M. Ivanov ne s’attend pas à ce que tous les employeurs envisagent déjà ce type d'aide. L'éventail des questions que les professionnels de la santé au travail pourraient envisager pour préserver la santé de leurs employés est susceptible de s'élargir à mesure que le télétravail devient la nouvelle norme.
Se préparer aux prochaines crises
« Une fois que les responsables de la santé au travail se seront penchés sur les risques liés aux lieux de travail traditionnels ainsi qu’au retour au travail, ils devront réfléchir aux prochains protocoles », déclare M. Ivanov.
Tout comme les exercices d'incendie rappellent aux employés que le feu est une menace possible et leur apprennent comment réagir, les entreprises doivent avoir un plan en place pour le cas où une nouvelle maladie infectieuse se déclarerait. Cela peut impliquer des protocoles de sécurité, des contrôles de température et la planification d'une transition en douceur vers le télétravail.

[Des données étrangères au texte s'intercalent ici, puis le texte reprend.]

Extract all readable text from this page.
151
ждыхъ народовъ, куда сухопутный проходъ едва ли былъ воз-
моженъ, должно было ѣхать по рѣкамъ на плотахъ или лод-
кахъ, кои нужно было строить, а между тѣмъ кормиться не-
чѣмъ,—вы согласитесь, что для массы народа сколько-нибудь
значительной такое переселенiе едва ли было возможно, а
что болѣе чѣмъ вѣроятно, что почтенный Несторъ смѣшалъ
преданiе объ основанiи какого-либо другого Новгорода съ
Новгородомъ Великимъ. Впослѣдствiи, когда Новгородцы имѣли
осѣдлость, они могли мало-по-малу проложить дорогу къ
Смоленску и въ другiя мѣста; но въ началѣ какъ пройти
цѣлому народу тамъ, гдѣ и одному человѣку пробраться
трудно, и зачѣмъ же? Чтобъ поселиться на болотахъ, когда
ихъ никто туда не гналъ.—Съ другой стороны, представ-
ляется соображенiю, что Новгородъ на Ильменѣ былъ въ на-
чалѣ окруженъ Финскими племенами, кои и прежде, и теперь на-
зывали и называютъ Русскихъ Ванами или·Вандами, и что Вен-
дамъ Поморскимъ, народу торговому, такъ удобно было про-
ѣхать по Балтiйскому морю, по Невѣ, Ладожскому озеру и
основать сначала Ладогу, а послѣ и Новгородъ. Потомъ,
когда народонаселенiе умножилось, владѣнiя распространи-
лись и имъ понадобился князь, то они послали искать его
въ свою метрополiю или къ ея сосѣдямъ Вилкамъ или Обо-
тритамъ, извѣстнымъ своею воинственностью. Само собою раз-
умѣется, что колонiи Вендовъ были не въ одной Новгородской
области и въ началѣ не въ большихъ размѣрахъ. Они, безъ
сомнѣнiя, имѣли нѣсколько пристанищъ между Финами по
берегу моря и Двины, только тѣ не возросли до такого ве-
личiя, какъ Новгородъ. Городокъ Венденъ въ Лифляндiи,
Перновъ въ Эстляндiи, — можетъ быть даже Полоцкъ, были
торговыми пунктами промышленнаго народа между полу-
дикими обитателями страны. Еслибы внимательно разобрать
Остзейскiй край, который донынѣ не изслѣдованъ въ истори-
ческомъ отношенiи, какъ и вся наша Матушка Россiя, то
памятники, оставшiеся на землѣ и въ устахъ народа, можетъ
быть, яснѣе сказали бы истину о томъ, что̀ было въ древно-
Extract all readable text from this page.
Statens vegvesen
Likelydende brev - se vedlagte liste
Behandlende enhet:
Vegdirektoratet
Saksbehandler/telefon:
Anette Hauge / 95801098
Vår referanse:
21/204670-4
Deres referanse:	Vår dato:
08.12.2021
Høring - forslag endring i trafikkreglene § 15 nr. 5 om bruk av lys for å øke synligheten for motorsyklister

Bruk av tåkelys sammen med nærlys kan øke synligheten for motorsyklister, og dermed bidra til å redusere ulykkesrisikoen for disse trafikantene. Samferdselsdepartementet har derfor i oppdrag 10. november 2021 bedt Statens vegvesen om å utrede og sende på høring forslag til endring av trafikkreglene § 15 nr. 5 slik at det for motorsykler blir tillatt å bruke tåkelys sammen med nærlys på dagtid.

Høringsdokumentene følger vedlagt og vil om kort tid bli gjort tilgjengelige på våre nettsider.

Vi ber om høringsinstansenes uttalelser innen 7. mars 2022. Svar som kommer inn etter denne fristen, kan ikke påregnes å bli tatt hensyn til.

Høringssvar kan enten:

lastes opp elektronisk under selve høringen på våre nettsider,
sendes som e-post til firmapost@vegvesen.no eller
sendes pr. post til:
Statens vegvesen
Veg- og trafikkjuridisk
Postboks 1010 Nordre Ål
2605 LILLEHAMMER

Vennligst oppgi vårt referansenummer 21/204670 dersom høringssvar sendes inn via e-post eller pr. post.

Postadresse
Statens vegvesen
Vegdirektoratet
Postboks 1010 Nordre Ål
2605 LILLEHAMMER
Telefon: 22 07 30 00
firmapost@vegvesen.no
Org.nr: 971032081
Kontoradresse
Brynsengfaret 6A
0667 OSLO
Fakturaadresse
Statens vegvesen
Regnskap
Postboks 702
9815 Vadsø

Pour une époque qui a illustré de manière spectaculaire la dépendance entre la santé au travail et la capacité des entreprises à réaliser des bénéfices, la santé au travail constitue un risque critique pour l'entreprise. Pour autant, seuls 15% des employés dans le monde travaillent dans des sociétés qui proposent des services professionnels de santé au travail. Selon M. Ivanov, en confier la responsabilité à une personne dédiée et qui possède des connaissances techniques de base en matière de santé au travail, est une bonne première étape. « Pour les petites entreprises, cette personne peut être un consultant externe », dit-il.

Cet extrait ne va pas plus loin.